Alison Renteln

Professor of Political Science, Anthropology, Public Policy and Law

Alison Dundes Renteln is Professor of Political Science, Anthropology, Law, and Public Policy at USC. She studies international law, human rights, comparative legal systems, Constitutional law, and legal and political theory.  She worked with colleagues to establish Minors (Law and Society; Human Rights) and a Center for Law, History, and Culture.  Alison received the campus-wide teaching award, Mellon mentoring awards, and a J.D. from USC. 

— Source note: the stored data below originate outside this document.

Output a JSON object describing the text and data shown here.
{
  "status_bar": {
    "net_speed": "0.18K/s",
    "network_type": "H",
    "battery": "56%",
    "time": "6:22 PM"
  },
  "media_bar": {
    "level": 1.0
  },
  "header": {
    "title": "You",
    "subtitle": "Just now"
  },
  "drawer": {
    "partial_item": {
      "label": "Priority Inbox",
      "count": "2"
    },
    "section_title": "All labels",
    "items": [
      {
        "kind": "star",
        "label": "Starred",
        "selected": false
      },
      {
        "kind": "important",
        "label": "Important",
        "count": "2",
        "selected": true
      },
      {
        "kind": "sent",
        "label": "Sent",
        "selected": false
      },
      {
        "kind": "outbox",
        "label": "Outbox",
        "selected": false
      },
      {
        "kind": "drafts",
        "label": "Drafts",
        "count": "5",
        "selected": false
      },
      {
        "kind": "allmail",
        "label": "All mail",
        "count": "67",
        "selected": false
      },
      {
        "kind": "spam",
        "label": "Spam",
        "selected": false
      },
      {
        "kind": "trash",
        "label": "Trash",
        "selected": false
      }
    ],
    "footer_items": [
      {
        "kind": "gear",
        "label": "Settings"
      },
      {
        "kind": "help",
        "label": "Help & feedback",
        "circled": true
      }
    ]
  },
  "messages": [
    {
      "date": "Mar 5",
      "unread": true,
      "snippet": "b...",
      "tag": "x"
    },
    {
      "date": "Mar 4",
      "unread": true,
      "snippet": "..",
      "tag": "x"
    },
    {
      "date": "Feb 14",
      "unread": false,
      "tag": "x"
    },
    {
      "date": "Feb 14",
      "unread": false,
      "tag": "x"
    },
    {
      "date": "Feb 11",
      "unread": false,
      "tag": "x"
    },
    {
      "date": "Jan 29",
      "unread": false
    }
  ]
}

Her publications include International Human Rights, The Cultural Defense, Cultural Law, and six coedited volumes.  Alison has been a fellow at the Center for the Advanced Study in the Behavioral Sciences (2013), Human Rights Consortium at the Institute for Advanced Study, University of London (2014). She held a Visiting Chair in Law at the University of British Columbia (2014), and was the Vice Chancellor’s ‘Australia and the World’ Visiting Fellow at Australian National University (2019). 

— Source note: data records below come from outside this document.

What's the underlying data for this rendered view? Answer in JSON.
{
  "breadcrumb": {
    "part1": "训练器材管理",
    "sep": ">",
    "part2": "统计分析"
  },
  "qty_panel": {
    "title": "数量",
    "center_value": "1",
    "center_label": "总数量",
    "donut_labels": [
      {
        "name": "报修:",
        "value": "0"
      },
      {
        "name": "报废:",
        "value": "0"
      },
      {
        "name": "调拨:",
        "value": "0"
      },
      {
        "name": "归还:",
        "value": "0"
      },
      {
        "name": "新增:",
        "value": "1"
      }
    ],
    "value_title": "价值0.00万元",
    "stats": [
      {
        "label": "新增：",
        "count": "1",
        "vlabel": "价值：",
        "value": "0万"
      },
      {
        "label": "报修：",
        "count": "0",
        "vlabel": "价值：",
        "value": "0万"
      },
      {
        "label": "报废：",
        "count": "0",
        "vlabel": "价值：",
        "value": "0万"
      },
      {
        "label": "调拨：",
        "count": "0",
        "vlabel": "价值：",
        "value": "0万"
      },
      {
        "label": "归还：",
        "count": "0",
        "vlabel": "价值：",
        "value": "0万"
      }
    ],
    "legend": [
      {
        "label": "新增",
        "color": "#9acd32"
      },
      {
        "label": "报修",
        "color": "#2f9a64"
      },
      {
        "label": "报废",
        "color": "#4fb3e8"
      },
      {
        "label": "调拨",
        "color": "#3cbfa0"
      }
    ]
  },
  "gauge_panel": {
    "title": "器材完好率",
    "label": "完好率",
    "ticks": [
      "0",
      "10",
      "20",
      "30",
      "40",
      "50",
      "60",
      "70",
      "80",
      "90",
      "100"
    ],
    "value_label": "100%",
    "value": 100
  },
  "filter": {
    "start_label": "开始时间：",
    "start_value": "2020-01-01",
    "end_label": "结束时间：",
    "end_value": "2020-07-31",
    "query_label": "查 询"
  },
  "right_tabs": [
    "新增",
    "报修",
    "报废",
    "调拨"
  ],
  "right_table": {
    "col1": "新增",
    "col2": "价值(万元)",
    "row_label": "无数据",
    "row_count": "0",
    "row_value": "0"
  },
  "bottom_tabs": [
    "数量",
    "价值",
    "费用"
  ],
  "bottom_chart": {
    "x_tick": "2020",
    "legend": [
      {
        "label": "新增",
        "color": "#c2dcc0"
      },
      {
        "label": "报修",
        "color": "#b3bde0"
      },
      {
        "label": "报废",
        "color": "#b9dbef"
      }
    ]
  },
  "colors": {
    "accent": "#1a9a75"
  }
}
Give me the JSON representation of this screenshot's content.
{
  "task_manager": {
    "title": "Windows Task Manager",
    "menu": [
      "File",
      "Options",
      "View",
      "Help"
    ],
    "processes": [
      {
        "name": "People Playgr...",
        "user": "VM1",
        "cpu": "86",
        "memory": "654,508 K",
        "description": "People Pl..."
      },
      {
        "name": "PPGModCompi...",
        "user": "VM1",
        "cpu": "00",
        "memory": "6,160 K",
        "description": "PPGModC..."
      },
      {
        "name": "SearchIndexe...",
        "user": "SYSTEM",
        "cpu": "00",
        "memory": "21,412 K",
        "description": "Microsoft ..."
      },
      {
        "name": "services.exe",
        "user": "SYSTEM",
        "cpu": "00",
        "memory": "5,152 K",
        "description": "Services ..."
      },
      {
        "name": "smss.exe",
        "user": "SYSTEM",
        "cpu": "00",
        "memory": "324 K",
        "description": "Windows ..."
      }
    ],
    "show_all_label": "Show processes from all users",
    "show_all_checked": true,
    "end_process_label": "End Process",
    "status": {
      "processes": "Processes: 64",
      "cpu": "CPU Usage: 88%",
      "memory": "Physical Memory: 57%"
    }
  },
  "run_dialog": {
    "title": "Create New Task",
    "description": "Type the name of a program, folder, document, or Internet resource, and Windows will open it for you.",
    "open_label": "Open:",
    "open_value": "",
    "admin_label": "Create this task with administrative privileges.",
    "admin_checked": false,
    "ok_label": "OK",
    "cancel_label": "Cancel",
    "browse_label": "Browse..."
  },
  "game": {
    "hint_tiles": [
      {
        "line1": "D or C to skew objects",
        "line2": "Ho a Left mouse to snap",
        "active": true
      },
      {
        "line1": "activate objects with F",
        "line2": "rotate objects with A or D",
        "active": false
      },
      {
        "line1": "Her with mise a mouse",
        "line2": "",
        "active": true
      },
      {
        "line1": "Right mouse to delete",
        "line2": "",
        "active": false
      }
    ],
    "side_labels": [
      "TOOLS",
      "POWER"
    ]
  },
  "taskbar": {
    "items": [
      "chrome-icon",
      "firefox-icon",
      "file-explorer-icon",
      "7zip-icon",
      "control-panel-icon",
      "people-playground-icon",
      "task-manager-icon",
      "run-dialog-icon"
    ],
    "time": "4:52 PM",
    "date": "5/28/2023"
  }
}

 An expert on cultural rights, including the use of the “cultural defense” in the legal system, Alison has lectured to judicial organizations, the ABA, court interpreters, and law enforcement groups on this subject. She served on several civil rights commissions, collaborated with the UN on disability rights, and taught comparative legal ethics at ABA-sponsored conferences in Asia. 

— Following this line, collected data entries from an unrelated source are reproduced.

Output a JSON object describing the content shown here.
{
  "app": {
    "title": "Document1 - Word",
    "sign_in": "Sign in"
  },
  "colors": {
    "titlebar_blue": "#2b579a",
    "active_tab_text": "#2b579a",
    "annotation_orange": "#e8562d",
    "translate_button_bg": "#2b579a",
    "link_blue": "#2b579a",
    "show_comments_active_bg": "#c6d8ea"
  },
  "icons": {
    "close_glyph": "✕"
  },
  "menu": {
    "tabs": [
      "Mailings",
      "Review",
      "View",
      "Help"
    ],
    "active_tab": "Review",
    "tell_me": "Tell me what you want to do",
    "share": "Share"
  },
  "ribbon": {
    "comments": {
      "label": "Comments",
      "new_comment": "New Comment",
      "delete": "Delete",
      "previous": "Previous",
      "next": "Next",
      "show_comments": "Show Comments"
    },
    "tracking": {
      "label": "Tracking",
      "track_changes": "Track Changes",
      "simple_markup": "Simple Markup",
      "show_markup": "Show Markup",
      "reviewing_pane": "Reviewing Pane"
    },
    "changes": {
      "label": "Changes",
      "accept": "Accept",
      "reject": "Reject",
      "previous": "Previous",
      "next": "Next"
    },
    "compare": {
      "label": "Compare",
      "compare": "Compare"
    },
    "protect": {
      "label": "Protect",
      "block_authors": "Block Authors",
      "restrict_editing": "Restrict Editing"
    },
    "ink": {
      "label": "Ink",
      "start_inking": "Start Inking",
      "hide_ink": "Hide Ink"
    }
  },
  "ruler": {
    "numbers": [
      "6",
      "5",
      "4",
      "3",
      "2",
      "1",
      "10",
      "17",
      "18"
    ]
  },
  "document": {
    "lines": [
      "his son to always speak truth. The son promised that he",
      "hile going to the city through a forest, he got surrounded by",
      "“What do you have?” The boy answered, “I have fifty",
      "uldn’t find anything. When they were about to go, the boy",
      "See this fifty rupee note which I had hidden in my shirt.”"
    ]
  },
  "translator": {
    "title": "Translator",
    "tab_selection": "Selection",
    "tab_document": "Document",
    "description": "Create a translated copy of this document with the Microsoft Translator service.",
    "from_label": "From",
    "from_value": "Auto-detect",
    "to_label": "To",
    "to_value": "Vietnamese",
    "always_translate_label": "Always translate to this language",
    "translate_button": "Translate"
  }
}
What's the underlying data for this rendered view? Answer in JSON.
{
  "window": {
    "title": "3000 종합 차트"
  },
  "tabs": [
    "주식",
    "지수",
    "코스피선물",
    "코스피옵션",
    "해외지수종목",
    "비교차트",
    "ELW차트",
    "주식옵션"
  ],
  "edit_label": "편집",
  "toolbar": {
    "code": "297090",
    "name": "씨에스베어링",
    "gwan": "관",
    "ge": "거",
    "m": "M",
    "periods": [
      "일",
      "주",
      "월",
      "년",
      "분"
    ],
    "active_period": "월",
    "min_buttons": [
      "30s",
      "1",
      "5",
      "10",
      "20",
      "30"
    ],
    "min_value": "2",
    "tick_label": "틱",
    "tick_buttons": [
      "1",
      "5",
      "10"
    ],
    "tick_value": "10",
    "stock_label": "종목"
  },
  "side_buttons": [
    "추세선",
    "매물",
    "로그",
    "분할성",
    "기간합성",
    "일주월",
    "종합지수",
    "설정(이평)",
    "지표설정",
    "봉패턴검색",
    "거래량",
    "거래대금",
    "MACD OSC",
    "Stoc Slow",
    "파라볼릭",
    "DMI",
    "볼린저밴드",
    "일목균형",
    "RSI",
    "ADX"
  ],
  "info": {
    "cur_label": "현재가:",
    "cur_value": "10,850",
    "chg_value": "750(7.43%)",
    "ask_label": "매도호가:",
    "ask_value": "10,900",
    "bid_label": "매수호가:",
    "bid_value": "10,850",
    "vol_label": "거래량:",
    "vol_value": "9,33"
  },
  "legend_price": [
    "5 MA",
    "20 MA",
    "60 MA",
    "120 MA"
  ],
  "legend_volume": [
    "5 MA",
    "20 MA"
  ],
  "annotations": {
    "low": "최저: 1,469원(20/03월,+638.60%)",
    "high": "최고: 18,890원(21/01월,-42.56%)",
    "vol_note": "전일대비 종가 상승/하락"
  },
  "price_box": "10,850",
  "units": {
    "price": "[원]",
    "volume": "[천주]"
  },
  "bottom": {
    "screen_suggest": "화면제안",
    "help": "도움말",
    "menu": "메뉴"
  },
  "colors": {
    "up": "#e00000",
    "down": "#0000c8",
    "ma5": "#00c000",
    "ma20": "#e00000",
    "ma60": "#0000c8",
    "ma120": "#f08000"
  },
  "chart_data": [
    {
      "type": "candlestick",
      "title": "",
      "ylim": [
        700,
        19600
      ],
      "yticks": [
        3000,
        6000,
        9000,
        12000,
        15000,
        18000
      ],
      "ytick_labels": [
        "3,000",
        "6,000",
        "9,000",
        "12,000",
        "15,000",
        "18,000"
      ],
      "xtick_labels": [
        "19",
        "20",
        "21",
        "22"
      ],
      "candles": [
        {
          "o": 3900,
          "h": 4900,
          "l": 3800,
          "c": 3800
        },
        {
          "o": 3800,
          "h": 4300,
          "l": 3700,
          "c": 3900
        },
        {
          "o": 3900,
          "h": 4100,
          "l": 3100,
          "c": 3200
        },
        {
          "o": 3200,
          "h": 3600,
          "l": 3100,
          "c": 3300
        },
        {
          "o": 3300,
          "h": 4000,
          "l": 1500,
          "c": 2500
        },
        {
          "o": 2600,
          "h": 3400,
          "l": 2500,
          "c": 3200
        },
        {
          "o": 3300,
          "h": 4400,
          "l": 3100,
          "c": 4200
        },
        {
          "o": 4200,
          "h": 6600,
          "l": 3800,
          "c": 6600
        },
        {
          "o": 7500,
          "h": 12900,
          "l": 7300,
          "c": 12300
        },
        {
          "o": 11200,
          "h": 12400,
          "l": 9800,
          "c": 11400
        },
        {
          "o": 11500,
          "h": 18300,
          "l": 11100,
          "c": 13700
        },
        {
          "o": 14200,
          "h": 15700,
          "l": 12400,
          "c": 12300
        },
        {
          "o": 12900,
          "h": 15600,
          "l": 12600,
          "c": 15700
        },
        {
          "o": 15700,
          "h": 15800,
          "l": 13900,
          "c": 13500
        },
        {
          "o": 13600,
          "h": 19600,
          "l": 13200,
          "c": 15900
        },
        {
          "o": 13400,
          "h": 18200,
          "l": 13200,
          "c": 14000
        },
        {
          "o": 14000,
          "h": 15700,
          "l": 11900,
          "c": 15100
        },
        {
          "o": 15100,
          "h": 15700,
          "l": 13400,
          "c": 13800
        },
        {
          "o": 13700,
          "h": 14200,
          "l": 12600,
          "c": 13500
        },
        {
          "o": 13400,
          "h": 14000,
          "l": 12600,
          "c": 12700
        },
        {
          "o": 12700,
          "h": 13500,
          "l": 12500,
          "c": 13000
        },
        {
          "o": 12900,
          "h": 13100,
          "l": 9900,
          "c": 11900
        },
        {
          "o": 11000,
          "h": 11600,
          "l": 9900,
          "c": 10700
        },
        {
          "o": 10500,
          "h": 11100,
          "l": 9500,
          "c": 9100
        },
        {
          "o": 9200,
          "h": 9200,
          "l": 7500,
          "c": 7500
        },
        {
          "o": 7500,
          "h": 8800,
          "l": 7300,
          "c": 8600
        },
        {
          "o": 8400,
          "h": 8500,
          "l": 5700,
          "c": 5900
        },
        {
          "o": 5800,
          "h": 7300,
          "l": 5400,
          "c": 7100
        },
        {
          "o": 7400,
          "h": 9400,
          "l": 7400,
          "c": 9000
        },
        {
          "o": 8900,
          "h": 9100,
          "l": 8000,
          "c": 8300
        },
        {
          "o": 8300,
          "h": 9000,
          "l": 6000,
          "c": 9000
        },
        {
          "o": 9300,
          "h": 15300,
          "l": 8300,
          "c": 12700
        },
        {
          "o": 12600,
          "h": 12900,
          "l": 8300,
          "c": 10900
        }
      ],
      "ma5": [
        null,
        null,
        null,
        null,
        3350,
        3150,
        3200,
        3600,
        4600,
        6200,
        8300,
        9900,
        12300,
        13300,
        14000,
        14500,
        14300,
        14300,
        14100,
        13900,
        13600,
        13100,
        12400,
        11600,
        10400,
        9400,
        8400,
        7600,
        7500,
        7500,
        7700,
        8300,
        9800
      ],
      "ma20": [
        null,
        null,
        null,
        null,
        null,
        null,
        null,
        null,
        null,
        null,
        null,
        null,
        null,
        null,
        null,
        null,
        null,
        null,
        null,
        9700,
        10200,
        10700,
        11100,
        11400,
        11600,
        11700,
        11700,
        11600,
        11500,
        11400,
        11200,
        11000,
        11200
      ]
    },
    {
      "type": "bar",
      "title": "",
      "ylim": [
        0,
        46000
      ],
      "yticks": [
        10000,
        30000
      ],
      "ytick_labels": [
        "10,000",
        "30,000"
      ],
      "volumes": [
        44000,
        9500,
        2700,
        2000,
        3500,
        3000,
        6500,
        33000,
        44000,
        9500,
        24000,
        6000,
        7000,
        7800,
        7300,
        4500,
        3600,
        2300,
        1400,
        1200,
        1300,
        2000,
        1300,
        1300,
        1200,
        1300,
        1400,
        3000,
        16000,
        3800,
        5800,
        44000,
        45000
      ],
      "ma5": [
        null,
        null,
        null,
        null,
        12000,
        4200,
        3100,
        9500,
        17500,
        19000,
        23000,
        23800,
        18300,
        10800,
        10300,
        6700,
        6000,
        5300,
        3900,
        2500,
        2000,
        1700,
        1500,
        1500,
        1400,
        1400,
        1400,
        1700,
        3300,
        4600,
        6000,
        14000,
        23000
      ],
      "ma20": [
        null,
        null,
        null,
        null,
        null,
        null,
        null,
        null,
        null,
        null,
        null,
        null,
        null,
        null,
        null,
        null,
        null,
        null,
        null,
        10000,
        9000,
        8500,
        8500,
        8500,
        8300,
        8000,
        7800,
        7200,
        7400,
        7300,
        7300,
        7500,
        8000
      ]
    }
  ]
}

 LSA has been Alison’s interdisciplinary home since she received her Ph.D. in Jurisprudence and Social Policy from Berkeley. Within LSA she has chaired committees for the International Prize (2012-13, 2016-17), Best Dissertation (2013-14), Law and Society Review Book Review Editor search (2014-15), and Best Article (2019-20).  She is on advisory boards of Law and Social Inquiry and the American Journal of Comparative Law.  Chair of the Committee on Professional Ethics for APSA, she actively participates in American Society of International Law committees and the ILA “Global Cultural Heritage Governance” committee.  She assesses grants for Research Chairs submitted to the Canadian SSHC and is on the consultative committee of the Max Planck Institute for Social Anthropology. 

She wishes to make LSA even more diverse and inclusive.  Eager to expand mentoring and interested in establishing programs with judges, Alison would be delighted to serve as a Trustee.